Вы все как-то ушли в сторону от темы. Человек поставил фото, просил высказать мнение. Лично я, как человек самолюбивый, свои модели на широкую публику не показывал, хотя их и немало (не люблю спорить на тему "правильности", т.к. считаю что 1: истина недостижима и 2: если ты доволен результатом - это и есть лучший результат ), поэтому уважаю автора. А так, просто мнение о: Пыль осевшая - это, конечно, плохо. Расшивку стоило бы выделить, вариантов масса. Шасси - стойки тоже надо было бы, как говорит мой друг "подрезчить". Цвет стоек и дисков колес и изготовление БАНО - на совести автора. И по покраске - даже, зная, как морские янкосы за техникой следили, хочется напомнить, что этот агрегат летает, что по машине каждый день ползает куча народу со всякими железяками и постоянно что-то открывают, отвинчивают, просто ходят в конце концов. Так что мелкие сколы, царапины и задиры будут всегда. Да и ветер там, солнце, дожжь, птички, в конце концов. За всю свою жизнь я никогда не видел и в принципе не верю, что существует на свете обслуга, каждый день перекрашивающая эроплан заново и протирающая его влажными салфетками. Даже на ангарной палубе.

----------


## GUS

Так что вы хотите сказать - что и выставляться не надо? Я тоже человек самолюбивый и ,так получается, что как будто мне еще нужно и опрадаваться в чем-то и что-то доказывать. Критические замечания я безоговорочно принимаю от людей, которых я хоть немножко знаю и модели которых я видел. А по поводу 


> 1: истина недостижима и 2: если ты доволен результатом - это и есть лучший результат )

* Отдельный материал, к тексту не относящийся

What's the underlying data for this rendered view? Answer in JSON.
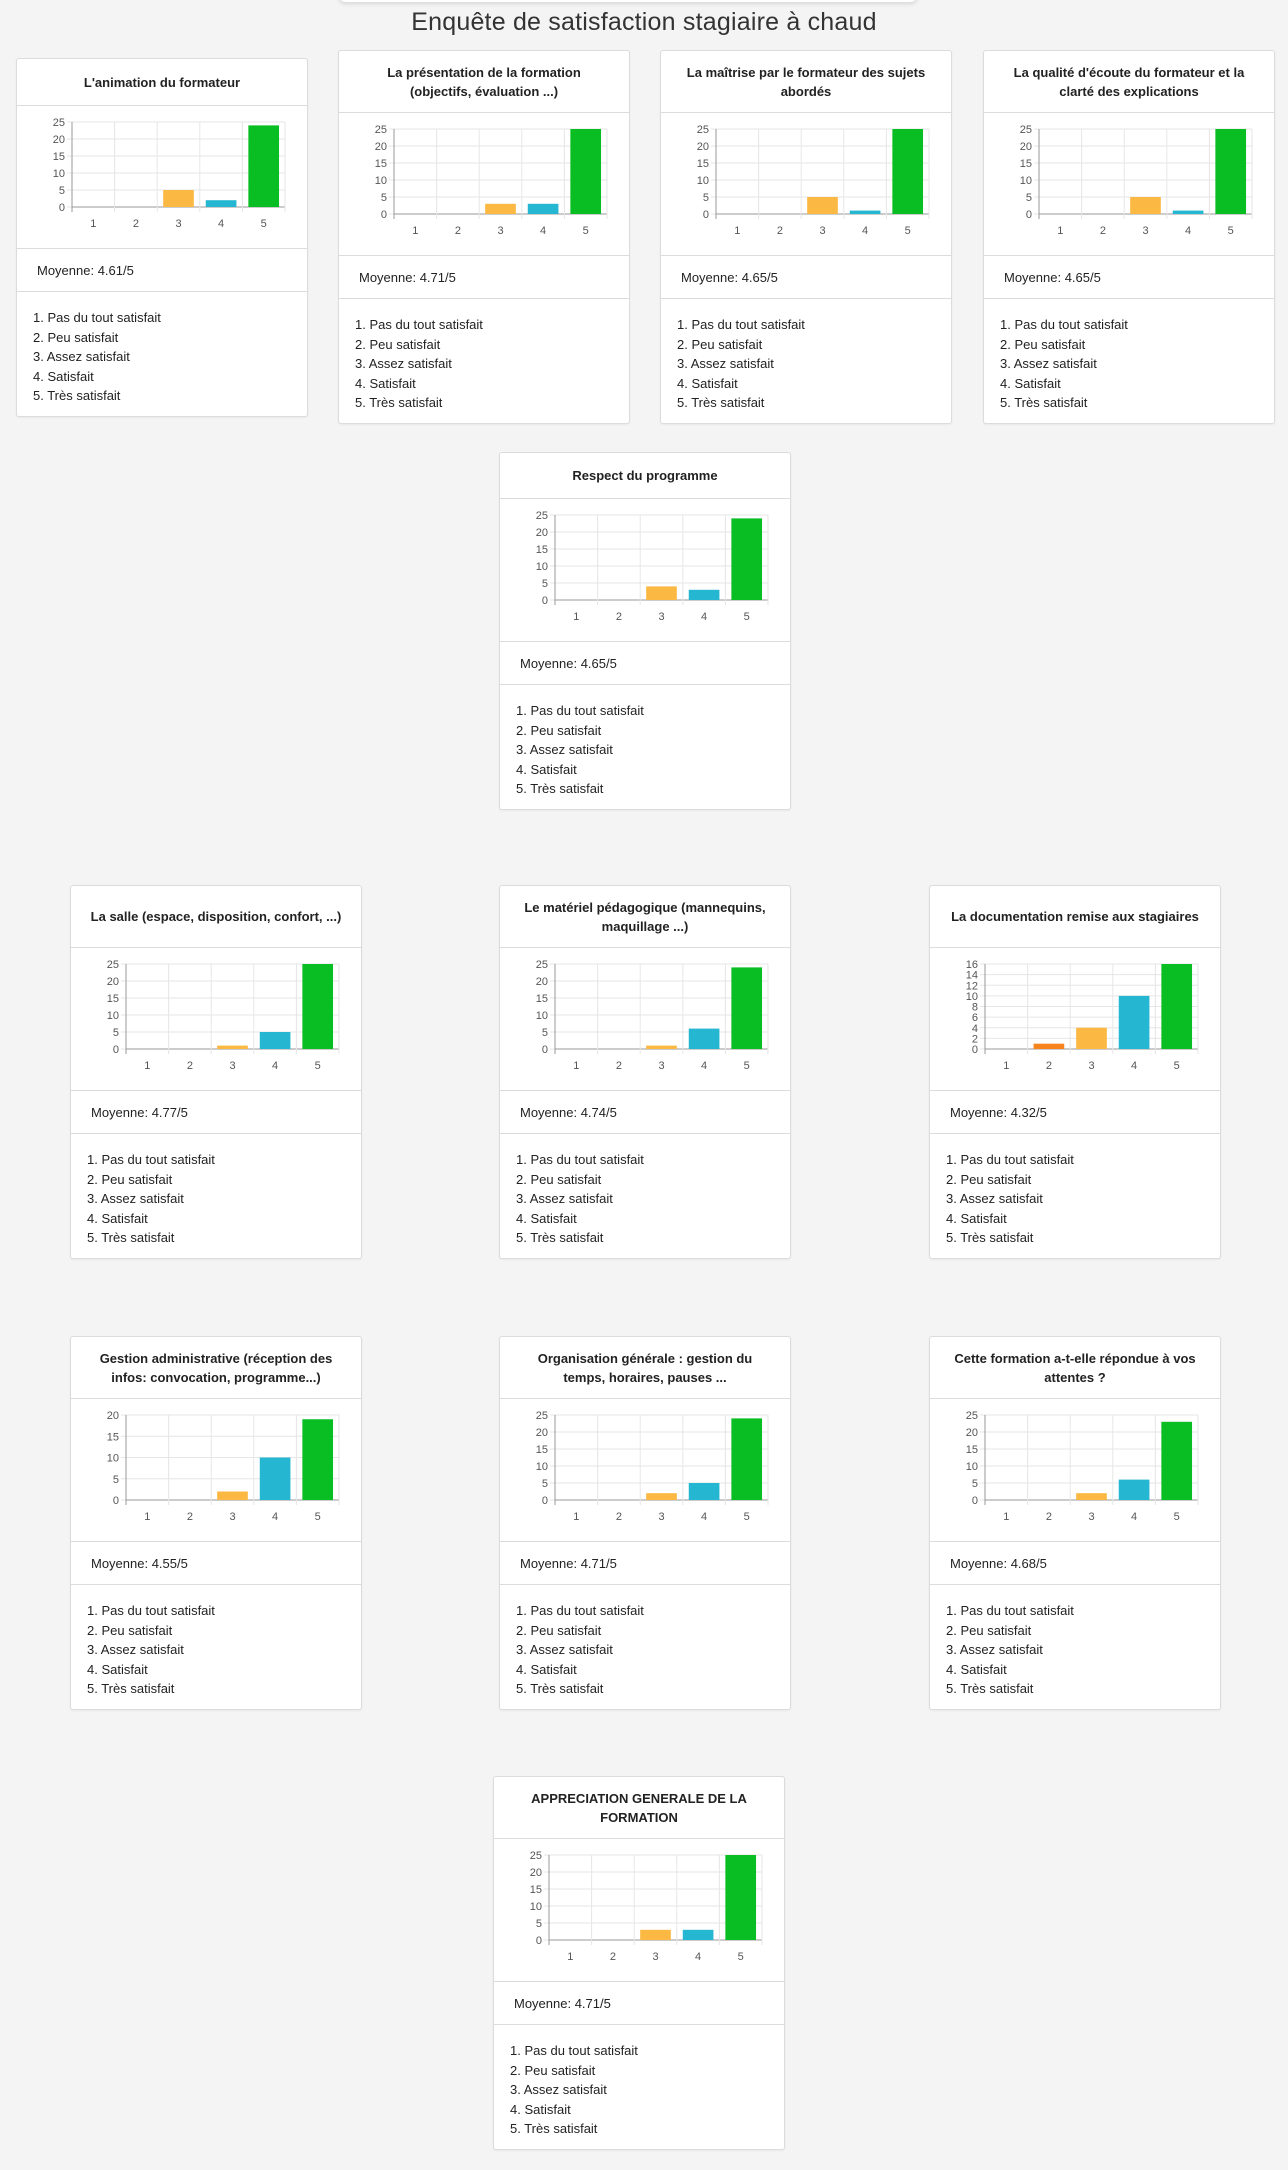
{
  "page": {
    "title": "Enquête de satisfaction stagiaire à chaud"
  },
  "colors": {
    "1": "#e74c3c",
    "2": "#f7841c",
    "3": "#fbb843",
    "4": "#25b6d2",
    "5": "#08be22",
    "grid": "#e6e6e6",
    "axis": "#999999"
  },
  "legend_items": [
    "1. Pas du tout satisfait",
    "2. Peu satisfait",
    "3. Assez satisfait",
    "4. Satisfait",
    "5. Très satisfait"
  ],
  "chart_data": [
    {
      "type": "bar",
      "title": "L'animation du formateur",
      "categories": [
        "1",
        "2",
        "3",
        "4",
        "5"
      ],
      "values": [
        0,
        0,
        5,
        2,
        24
      ],
      "ylim": [
        0,
        25
      ],
      "yticks": [
        0,
        5,
        10,
        15,
        20,
        25
      ],
      "grid": true,
      "average": "Moyenne: 4.61/5"
    },
    {
      "type": "bar",
      "title": "La présentation de la formation (objectifs, évaluation ...)",
      "categories": [
        "1",
        "2",
        "3",
        "4",
        "5"
      ],
      "values": [
        0,
        0,
        3,
        3,
        25
      ],
      "ylim": [
        0,
        25
      ],
      "yticks": [
        0,
        5,
        10,
        15,
        20,
        25
      ],
      "grid": true,
      "average": "Moyenne: 4.71/5"
    },
    {
      "type": "bar",
      "title": "La maîtrise par le formateur des sujets abordés",
      "categories": [
        "1",
        "2",
        "3",
        "4",
        "5"
      ],
      "values": [
        0,
        0,
        5,
        1,
        25
      ],
      "ylim": [
        0,
        25
      ],
      "yticks": [
        0,
        5,
        10,
        15,
        20,
        25
      ],
      "grid": true,
      "average": "Moyenne: 4.65/5"
    },
    {
      "type": "bar",
      "title": "La qualité d'écoute du formateur et la clarté des explications",
      "categories": [
        "1",
        "2",
        "3",
        "4",
        "5"
      ],
      "values": [
        0,
        0,
        5,
        1,
        25
      ],
      "ylim": [
        0,
        25
      ],
      "yticks": [
        0,
        5,
        10,
        15,
        20,
        25
      ],
      "grid": true,
      "average": "Moyenne: 4.65/5"
    },
    {
      "type": "bar",
      "title": "Respect du programme",
      "categories": [
        "1",
        "2",
        "3",
        "4",
        "5"
      ],
      "values": [
        0,
        0,
        4,
        3,
        24
      ],
      "ylim": [
        0,
        25
      ],
      "yticks": [
        0,
        5,
        10,
        15,
        20,
        25
      ],
      "grid": true,
      "average": "Moyenne: 4.65/5"
    },
    {
      "type": "bar",
      "title": "La salle (espace, disposition, confort, ...)",
      "categories": [
        "1",
        "2",
        "3",
        "4",
        "5"
      ],
      "values": [
        0,
        0,
        1,
        5,
        25
      ],
      "ylim": [
        0,
        25
      ],
      "yticks": [
        0,
        5,
        10,
        15,
        20,
        25
      ],
      "grid": true,
      "average": "Moyenne: 4.77/5"
    },
    {
      "type": "bar",
      "title": "Le matériel pédagogique (mannequins, maquillage ...)",
      "categories": [
        "1",
        "2",
        "3",
        "4",
        "5"
      ],
      "values": [
        0,
        0,
        1,
        6,
        24
      ],
      "ylim": [
        0,
        25
      ],
      "yticks": [
        0,
        5,
        10,
        15,
        20,
        25
      ],
      "grid": true,
      "average": "Moyenne: 4.74/5"
    },
    {
      "type": "bar",
      "title": "La documentation remise aux stagiaires",
      "categories": [
        "1",
        "2",
        "3",
        "4",
        "5"
      ],
      "values": [
        0,
        1,
        4,
        10,
        16
      ],
      "ylim": [
        0,
        16
      ],
      "yticks": [
        0,
        2,
        4,
        6,
        8,
        10,
        12,
        14,
        16
      ],
      "grid": true,
      "average": "Moyenne: 4.32/5"
    },
    {
      "type": "bar",
      "title": "Gestion administrative (réception des infos: convocation, programme...)",
      "categories": [
        "1",
        "2",
        "3",
        "4",
        "5"
      ],
      "values": [
        0,
        0,
        2,
        10,
        19
      ],
      "ylim": [
        0,
        20
      ],
      "yticks": [
        0,
        5,
        10,
        15,
        20
      ],
      "grid": true,
      "average": "Moyenne: 4.55/5"
    },
    {
      "type": "bar",
      "title": "Organisation générale : gestion du temps, horaires, pauses ...",
      "categories": [
        "1",
        "2",
        "3",
        "4",
        "5"
      ],
      "values": [
        0,
        0,
        2,
        5,
        24
      ],
      "ylim": [
        0,
        25
      ],
      "yticks": [
        0,
        5,
        10,
        15,
        20,
        25
      ],
      "grid": true,
      "average": "Moyenne: 4.71/5"
    },
    {
      "type": "bar",
      "title": "Cette formation a-t-elle répondue à vos attentes ?",
      "categories": [
        "1",
        "2",
        "3",
        "4",
        "5"
      ],
      "values": [
        0,
        0,
        2,
        6,
        23
      ],
      "ylim": [
        0,
        25
      ],
      "yticks": [
        0,
        5,
        10,
        15,
        20,
        25
      ],
      "grid": true,
      "average": "Moyenne: 4.68/5"
    },
    {
      "type": "bar",
      "title": "APPRECIATION GENERALE DE LA FORMATION",
      "categories": [
        "1",
        "2",
        "3",
        "4",
        "5"
      ],
      "values": [
        0,
        0,
        3,
        3,
        25
      ],
      "ylim": [
        0,
        25
      ],
      "yticks": [
        0,
        5,
        10,
        15,
        20,
        25
      ],
      "grid": true,
      "average": "Moyenne: 4.71/5"
    }
  ]
}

 - совершенно с вами согласен.

----------


## Алексей Матвиенко

> Машина, может, и известная, только фото на нее единственное и некачественное бродит по всем источникам и еще где-то встречал профиль рисованный. По слухам, у S.V.A. такой доступ к информации,что не доверять ему как- то даже и неудобно. А цифры 18 на щитках разные (см. галерея).Так можно говорить о том, что и все внутренние конструкции на этой машине цвета Sea Blue, чего я принципиально не делал.

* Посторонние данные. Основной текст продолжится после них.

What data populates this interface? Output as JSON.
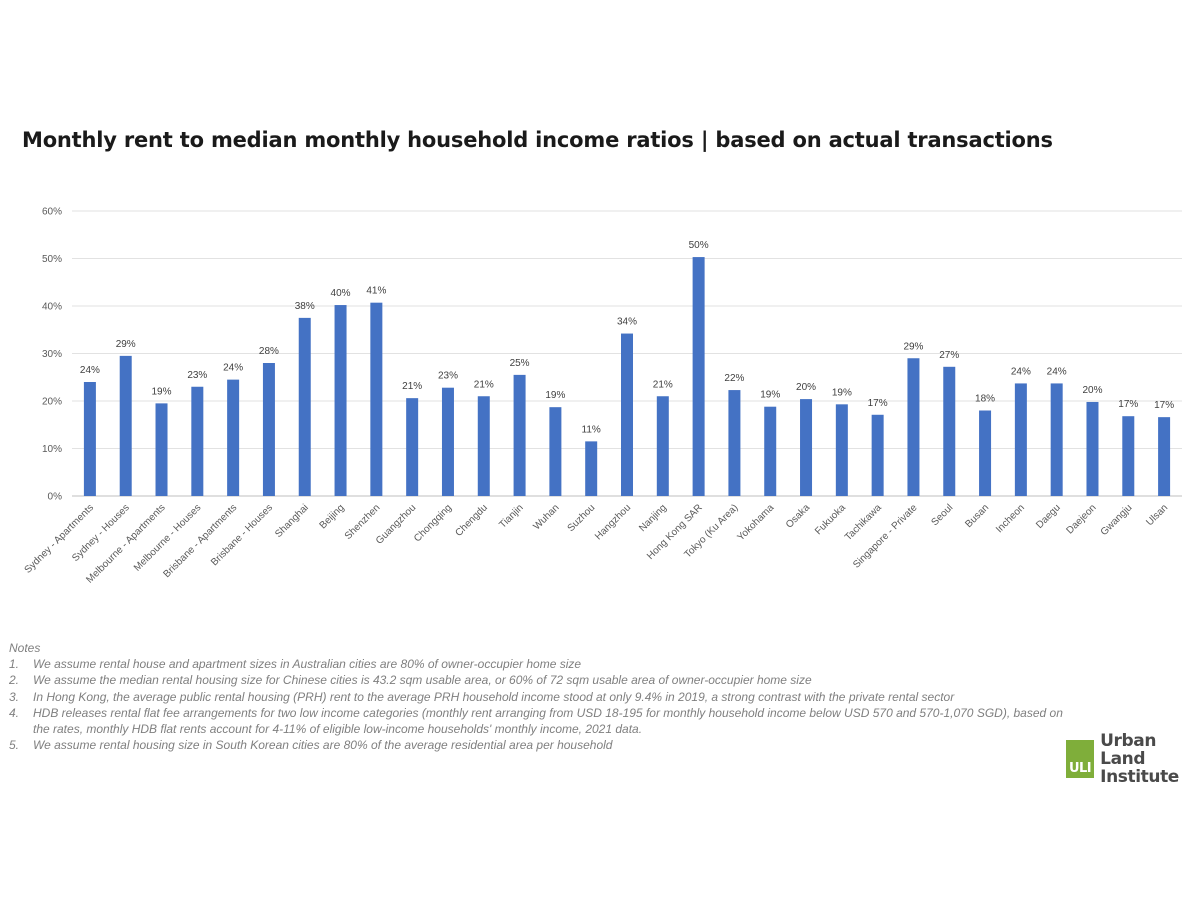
{
  "chart_data": {
    "type": "bar",
    "title": "Monthly rent to median monthly household income ratios | based on actual transactions",
    "xlabel": "",
    "ylabel": "",
    "ylim": [
      0,
      60
    ],
    "yticks": [
      "0%",
      "10%",
      "20%",
      "30%",
      "40%",
      "50%",
      "60%"
    ],
    "grid": true,
    "legend": "none",
    "bar_color": "#4472c4",
    "categories": [
      "Sydney - Apartments",
      "Sydney - Houses",
      "Melbourne - Apartments",
      "Melbourne - Houses",
      "Brisbane - Apartments",
      "Brisbane - Houses",
      "Shanghai",
      "Beijing",
      "Shenzhen",
      "Guangzhou",
      "Chongqing",
      "Chengdu",
      "Tianjin",
      "Wuhan",
      "Suzhou",
      "Hangzhou",
      "Nanjing",
      "Hong Kong SAR",
      "Tokyo (Ku Area)",
      "Yokohama",
      "Osaka",
      "Fukuoka",
      "Tachikawa",
      "Singapore - Private",
      "Seoul",
      "Busan",
      "Incheon",
      "Daegu",
      "Daejeon",
      "Gwangju",
      "Ulsan"
    ],
    "values": [
      24,
      29.5,
      19.5,
      23,
      24.5,
      28,
      37.5,
      40.2,
      40.7,
      20.6,
      22.8,
      21,
      25.5,
      18.7,
      11.5,
      34.2,
      21,
      50.3,
      22.3,
      18.8,
      20.4,
      19.3,
      17.1,
      29,
      27.2,
      18,
      23.7,
      23.7,
      19.8,
      16.8,
      16.6
    ],
    "data_labels": [
      "24%",
      "29%",
      "19%",
      "23%",
      "24%",
      "28%",
      "38%",
      "40%",
      "41%",
      "21%",
      "23%",
      "21%",
      "25%",
      "19%",
      "11%",
      "34%",
      "21%",
      "50%",
      "22%",
      "19%",
      "20%",
      "19%",
      "17%",
      "29%",
      "27%",
      "18%",
      "24%",
      "24%",
      "20%",
      "17%",
      "17%"
    ]
  },
  "notes": {
    "heading": "Notes",
    "items": [
      {
        "num": "1.",
        "text": "We assume rental house and apartment sizes in Australian cities are 80% of owner-occupier home size"
      },
      {
        "num": "2.",
        "text": "We assume the median rental housing size for Chinese cities is 43.2 sqm usable area, or 60% of 72 sqm usable area of owner-occupier home size"
      },
      {
        "num": "3.",
        "text": "In Hong Kong, the average public rental housing (PRH) rent to the average PRH household income stood at only 9.4% in 2019, a strong contrast with the private rental sector"
      },
      {
        "num": "4.",
        "text": "HDB releases rental flat fee arrangements for two low income categories (monthly rent arranging from USD 18-195 for monthly household income below USD 570 and 570-1,070 SGD), based on the rates, monthly HDB flat rents account for 4-11% of eligible low-income households' monthly income, 2021 data."
      },
      {
        "num": "5.",
        "text": "We assume rental housing size in South Korean cities are 80% of the average residential area per household"
      }
    ]
  },
  "logo": {
    "mark": "ULI",
    "line1": "Urban Land",
    "line2": "Institute",
    "color": "#7fae3a"
  }
}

Простите, а чем такая "принципиальность" вызвана? Я имею ввиду отклонение от стандарта в окраске ниш и стоек шасси. Для "четверки" как-то не типично выглядит.

----------


## GUS

Почему отклонения от стандарта? Заводская покраска внутренних конструкций стандартная - Interior Green или Zink Chrom. Так что отклонения от стандарта на машине (скорее всего после ремонта, что было,тем и покрасили).
С уважением, Павел.

----------


## Алексей Матвиенко

> Почему отклонения от стандарта? Заводская покраска внутренних конструкций стандартная - Interior Green или Zink Chrom. Так что отклонения от стандарта на машине (скорее всего после ремонта, что было,тем и покрасили).
> С уважением, Павел.


http://www.ipmsstockholm.org/magazin...s_us_part3.htm
Здесь кое что описано, но поверхностно. Если есть желание углубится в стандарты окраски, подниму документы по этим делам. Применительно к вашему самолету и другим морским того периода, скажу вот что - стандартная окраска предполагала цвет ниш шасси стоек и створок с обеих сторон  а так же дисков колес такой же, как и нижних поверхностей, т.е. в вашем случае - Sea Blue. Диски, правда встречались и белые. Касательно непосредственно машин Death Rattlers у меня есть хорошая цветная и ч/б хроника как раз за 1950 и 1951 год на ДВД, там они еще без змей на капотах, стойки и створки у всех синие. Особенно в 1951 машины "подуставшие", кое-где ободранные и грязные, кое-где подкрашенные "от руки". Я постараюсь скриншотиков сделать.

----------


## GUS

Спасибо большое! Век живи, век учись.Чего же вы, Алексей, раньше не откликнулись, с пол года назад, когда я вопрос задавал по этому поводу?
Ведь всего знать не возможно.
С уважением, Павел.

----------


## Алексей Матвиенко

> Спасибо большое! Век живи, век учись.Чего же вы, Алексей, раньше не откликнулись, с пол года назад, когда я вопрос задавал по этому поводу?
> Ведь всего знать не возможно.
> С уважением, Павел.


Да как-то мимо меня прошло... :Frown:

----------


## Алексей Матвиенко

Все скриншоты взяты из Aircraft films F4U Corsair

----------


## Алексей Матвиенко

еще Косары Deathrattlers

----------


## Алексей Матвиенко

Машины других подразделений

----------


## GUS

Да, скриншоты хороши. Что тут можно  сказать..... Мне это очень нравится, когда коллега подходит к обсуждению с фактами в руках. Все четко и ясно. Спасибо.
С уважением, Павел.

----------


## Марат

Уважаемый Павел. Я не специалист в американских палубниках. Я просто получил удовольствие от Вашей работы. Замечательный получился самолёт.

----------